Sunday, March 26, 2006

No resurrections have yet manifested themselves

In a recent conversation I and another person came to the realization that it had been more than five years since Barry Schneider had died. Time goes fast when somebody's dead and the rest of us get on with our lives. We get on with our lives because we have no choice. What the dead do during that time period is something none of us know, other than via speculation or religious conviction.

I don't mean to make light of the demise of another, and I'm not. Barry, the RCMP constable who died via a drug overdose (he who was, ironically, the drug awareness coordinator for northern Vancouver Island), was my friend. A cherished friend -- whose clandestine proclivities of which I remained unaware -- of the sort that comes about rarely in this life. I had only known him for a few years, and got to know him via a series of newspaper articles I wrote on the drug scene in the Comox Valley. He was one of my major consultants during that extensive project, and we developed a great bond of friendship. We had a good time. I got invited into a sort of RCMP inner circle, and went as an 'embedded' reporter on drug raids and other enforcement activities and got some mighty fine stories out of it as a result. At the same time we found we clicked at other levels. We looked at certain aspects of life in much the same manner, had similar senses of humor and were always invariably comfortable in each other's company. Indeed, on the day he for whatever reason best known to him decided to shoot a speedball into his veins, he and I were supposed to meet for lunch.

Friendships, same sex friendships of such a nature are rare as we grow older, and I was delighted in having had such a thing with him after a long period in which virtually all my male friends were guys I had known forever. Yet, his death wasn't the first experience I'd had with the demise of a close male friend. About 20 years earlier one of my best friends from university died in a tragic boating accident. I still think about him on a regular basis. We had a good time. We regularly would sort out the flaws of the world, drink lots of beer, date assorted females and compare notes, and all the other things one does at that age.

My oldest male friend (we first met when we were 12) moved to Australia in the early 1990s, and I haven't heard from him since. I hope he's still alive. I still consider him close. Maybe that's weird. Another guy was a teaching colleague. We met in our first year teaching. He and his wife moved to Toronto (God knows for what reason) decades ago. Yet, in conversation we can still virtually pick up where we left off. We can still make each other laugh until tears run down our cheeks. We see each other every three or four years, but never really feel out of touch. It's good.

Otherwise, I have lots of acquaintances of my own sex. People I like, respect, and feel comfortable with, but they aren't really friends in the broader sense of the word. In honesty, I would say that the majority of my close friends are female. A woman's view of friendship is different from a man's, and I like that. Women are more intimate (not 'that' kind of intimate) more personal, and more honest than males are. I can share things with a really close female friend more readily than with a male. Things to do with vulnerabilities and fears. I would often be inclined to trust a tight female friend over a male because there is no sense of competition -- no 'dick wars', if you will.

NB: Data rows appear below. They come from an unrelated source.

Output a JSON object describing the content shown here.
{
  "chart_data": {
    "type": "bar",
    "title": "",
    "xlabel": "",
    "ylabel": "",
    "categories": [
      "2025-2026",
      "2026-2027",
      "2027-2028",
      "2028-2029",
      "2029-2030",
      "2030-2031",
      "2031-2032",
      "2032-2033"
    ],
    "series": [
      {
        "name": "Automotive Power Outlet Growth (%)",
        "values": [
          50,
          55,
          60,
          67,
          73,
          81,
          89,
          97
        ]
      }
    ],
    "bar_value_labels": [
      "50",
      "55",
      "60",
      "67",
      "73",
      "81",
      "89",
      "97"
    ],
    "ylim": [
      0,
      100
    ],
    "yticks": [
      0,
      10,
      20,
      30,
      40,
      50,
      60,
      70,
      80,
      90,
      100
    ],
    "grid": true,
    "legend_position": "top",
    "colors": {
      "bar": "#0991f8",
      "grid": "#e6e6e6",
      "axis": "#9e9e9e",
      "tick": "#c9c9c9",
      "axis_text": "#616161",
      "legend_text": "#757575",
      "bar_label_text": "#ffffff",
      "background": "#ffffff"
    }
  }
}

Male friendships are different, and must be cherished, but on perhaps an emotionally disadvantaged plane.

I think that is why females live longer, and why God is probably female. I have no problem with that. I think I'd prefer to have a warm and comforting female God take me to her ample bosom.

2 Comments:

Blogger Wendy C. said...

Just want to say again how much I am enjoying your stories. It is rare in the blogsphere for an entry longer than two screenlengths to be wort the read (mine included)...yours definitely are!

11:03 AM  
Blogger kshizzle_ said...

Thank you for the kind words about my father Ian. Hopefully he can live on in our memories for who he was and and how he effected us when he was alive, rather then how he died.